Comment 35 Chris 2013-08-21 13:09:13 UTC
I am having the laptop repaired at themoment so I can not check your patch.

PS. They do not touch my Wi-Fi.

Comment 36 Josh Boyer 2013-08-21 13:22:32 UTC
There are multiple people impacted by this bug and on CC.  If you cannot test or haven't tested yet, please don't clear the needinfo flag.

Comment 37 Chris 2013-08-21 14:12:34 UTC
I am sorry for it, it was not done on purpose.

Comment 38 Charles 2013-08-21 15:34:58 UTC
It is an issue with the bugzilla. When you cc yourself, it seems to clear needinfo.

Comment 39 Dean Brettle 2013-08-21 17:16:26 UTC
Works for me.

Comment 40 Erwan LE PENNEC 2013-08-21 17:19:23 UTC
The new scratch build seems to solve the issue for me. No kernel panic after 5 minutes of use...

Comment 41 Josh Boyer 2013-08-21 17:38:28 UTC
OK, thanks.  I'll get the patch into the next official build.

Comment 42 Ankur Sinha (FranciscoD) 2013-08-22 01:29:35 UTC
(In reply to Josh Boyer from comment #33)
> I've started a scratch build with a patch from Felix Fietkau that only
> enables cck to certain drivers.  This was tested upstream by one person and
> successfully solved the crash and Arend has suggested we pick it up
> temporarily until brcmsmac is fixed (and/or Felix's patch is upstreamed). 
> Please test this scratch build when it completes and let us know if it
> resolves the issues:
> 
> http://koji.fedoraproject.org/koji/taskinfo?taskID=5836737

Confirming that this build doesn't cause the kernel to crash any more. 
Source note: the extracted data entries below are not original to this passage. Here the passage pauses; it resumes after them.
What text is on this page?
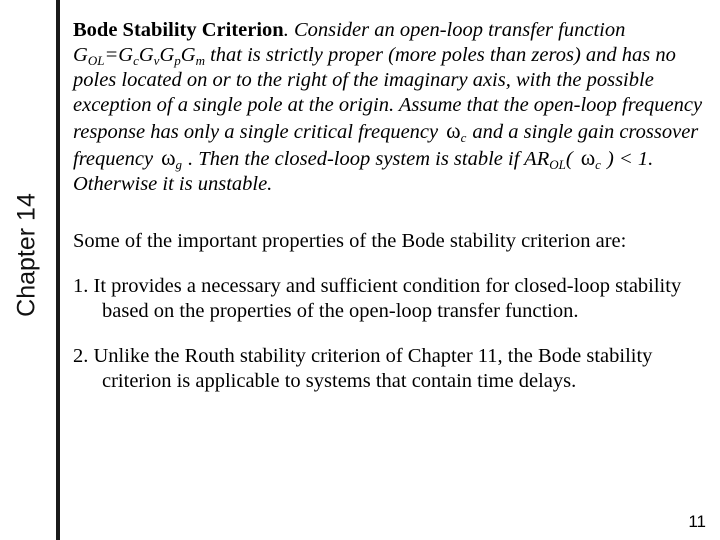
Chapter 14

Bode Stability Criterion. Consider an open-loop transfer function $G_{OL}=G_cG_vG_pG_m$ that is strictly proper (more poles than zeros) and has no poles located on or to the right of the imaginary axis, with the possible exception of a single pole at the origin. Assume that the open-loop frequency response has only a single critical frequency $\omega_c$ and a single gain crossover frequency $\omega_g$ . Then the closed-loop system is stable if $AR_{OL}$( $\omega_c$ ) < 1. Otherwise it is unstable.

Some of the important properties of the Bode stability criterion are:

1. It provides a necessary and sufficient condition for closed-loop stability based on the properties of the open-loop transfer function.

2. Unlike the Routh stability criterion of Chapter 11, the Bode stability criterion is applicable to systems that contain time delays.

11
[asinha@ankur  ~]$ uname -a
Linux ankur.pc 3.10.9-200.fc19.x86_64 #1 SMP Wed Aug 21 19:27:58 UTC 2013 x86_64 x86_64 x86_64 GNU/Linux

Thanks for the fix, folks. 

Warm regards,
Ankur

Comment 43 Fedora Update System 2013-08-22 05:06:04 UTC
kernel-3.10.9-200.fc19 has been submitted as an update for Fedora 19.
https://admin.fedoraproject.org/updates/kernel-3.10.9-200.fc19

Comment 44 Fedora Update System 2013-08-22 05:06:39 UTC
kernel-3.10.9-100.fc18 has been submitted as an update for Fedora 18.
https://admin.fedoraproject.org/updates/kernel-3.10.9-100.fc18

Comment 45 Josh Boyer 2013-08-22 16:48:14 UTC
*** Bug 982264 has been marked as a duplicate of this bug. ***

Comment 47 Fedora Update System 2013-08-23 00:31:13 UTC
kernel-3.10.9-100.fc18 has been pushed to the Fedora 18 stable repository.  If problems still persist, please make note of it in this bug report.

Comment 48 Fedora Update System 2013-08-23 00:43:50 UTC
kernel-3.10.9-200.fc19 has been pushed to the Fedora 19 stable repository.  If problems still persist, please make note of it in this bug report.

Comment 49 Marcos Martins da Silva 2013-08-23 23:10:27 UTC
New update to kernel 3.10.9-200.fc19.x86_64 restored sanity to my system. This version is working good for me. Thank you!